New Delhi, Jul 11, 2019 : A new smartphone malware called “Agent Smith” has been found that has infected 25 million devices worldwide, including 15 million in India, Check Point Research claims. The malware disguises itself as a Google-related application and then replaces installed applications with malicious versions of them using known Android vulnerabilities without users’ knowledge. Separately, the cyber threat intelligence firm has released the top three malware that were active in June, including Lotoor, which is mainly used to display ads, but is also able to get access to sensitive user data, NDTV reported.
As per a press note shared by Check Point Research, the Agent Smith malware uses its access to Android devices to show fake ads for financial gain, but given its access, it can also be used for more nefarious purposes. However, it is unclear if the malware has been doing so.

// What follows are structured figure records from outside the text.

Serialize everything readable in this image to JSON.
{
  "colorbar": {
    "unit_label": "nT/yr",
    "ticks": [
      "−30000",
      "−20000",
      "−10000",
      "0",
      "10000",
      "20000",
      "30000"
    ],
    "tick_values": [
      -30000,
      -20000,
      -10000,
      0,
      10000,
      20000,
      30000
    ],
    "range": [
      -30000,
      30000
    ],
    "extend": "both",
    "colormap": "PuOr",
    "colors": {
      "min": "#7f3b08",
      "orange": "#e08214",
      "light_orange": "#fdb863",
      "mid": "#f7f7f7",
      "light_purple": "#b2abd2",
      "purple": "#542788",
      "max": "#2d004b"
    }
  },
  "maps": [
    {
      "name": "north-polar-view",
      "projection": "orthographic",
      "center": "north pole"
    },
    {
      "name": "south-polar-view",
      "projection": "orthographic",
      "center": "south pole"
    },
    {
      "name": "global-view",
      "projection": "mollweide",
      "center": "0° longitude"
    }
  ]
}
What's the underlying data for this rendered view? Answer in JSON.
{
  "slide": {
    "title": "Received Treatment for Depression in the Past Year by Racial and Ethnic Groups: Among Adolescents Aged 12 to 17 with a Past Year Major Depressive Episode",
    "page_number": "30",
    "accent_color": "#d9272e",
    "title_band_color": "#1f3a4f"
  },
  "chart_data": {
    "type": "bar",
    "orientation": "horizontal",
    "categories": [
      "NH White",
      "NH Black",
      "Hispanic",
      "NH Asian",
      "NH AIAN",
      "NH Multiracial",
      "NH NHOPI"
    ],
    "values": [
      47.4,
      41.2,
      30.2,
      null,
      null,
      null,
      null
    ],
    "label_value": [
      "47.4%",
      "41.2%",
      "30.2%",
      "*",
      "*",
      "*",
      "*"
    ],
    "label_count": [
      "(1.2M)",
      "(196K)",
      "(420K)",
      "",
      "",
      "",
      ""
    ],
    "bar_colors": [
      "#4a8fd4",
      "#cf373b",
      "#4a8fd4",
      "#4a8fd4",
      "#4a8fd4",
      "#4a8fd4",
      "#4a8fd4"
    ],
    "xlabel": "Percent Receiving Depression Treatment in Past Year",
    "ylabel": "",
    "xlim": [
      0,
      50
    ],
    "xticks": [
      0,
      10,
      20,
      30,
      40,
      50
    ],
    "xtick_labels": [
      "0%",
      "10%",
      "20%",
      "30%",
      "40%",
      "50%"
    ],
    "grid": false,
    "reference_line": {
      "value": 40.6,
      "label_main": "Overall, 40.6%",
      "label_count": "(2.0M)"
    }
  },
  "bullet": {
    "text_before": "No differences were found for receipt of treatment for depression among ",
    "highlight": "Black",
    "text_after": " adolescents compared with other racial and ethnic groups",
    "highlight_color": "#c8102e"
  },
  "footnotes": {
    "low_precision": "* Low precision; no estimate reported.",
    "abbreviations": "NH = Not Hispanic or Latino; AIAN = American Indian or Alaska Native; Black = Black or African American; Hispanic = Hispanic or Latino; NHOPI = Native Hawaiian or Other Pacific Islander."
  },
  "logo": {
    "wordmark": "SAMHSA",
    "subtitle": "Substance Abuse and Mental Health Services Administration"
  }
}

"Disguised as a Google-related application, the malware exploits known Android vulnerabilities and automatically replaces installed apps with malicious versions without users’ knowledge or interaction," the note adds.
Check Point Research notes that the activity of Agent Smith resembles closely to how other malware like CopyCat, Gooligan, and HummingBad have operated in the recent years. All three malware campaigns have used infected devices to generate fake ad revenue to the tune of millions of dollars.
According to the research firm, Agent Smith originated on popular third-party app store 9Apps and has targeted mainly Arabic, Hindi, Indonesian, and Russian speakers. Majority of the malware’s victims are based in India and neighbouring countries like Bangladesh and Pakistan. Check Point Research has also found infected devices in countries like Australia, UK, and USA.
Check Point Research says the Android users should only use trusted app stores to download apps as “third party app stores often lack the security measures required to block adware loaded apps.”
In a separate press note, Check Point Research says Lotoor, Triada, and Ztorg topped the mobile malware list in June. While Lotoor’s main function is displaying ads, Triada is a modular backdoor for Android, which grants super user privileges to downloaded malware. Ztorg, on the other hand, obtains escalated privileges on Android devices and install itself in the system directory. The malware is also able to install any other application on the device.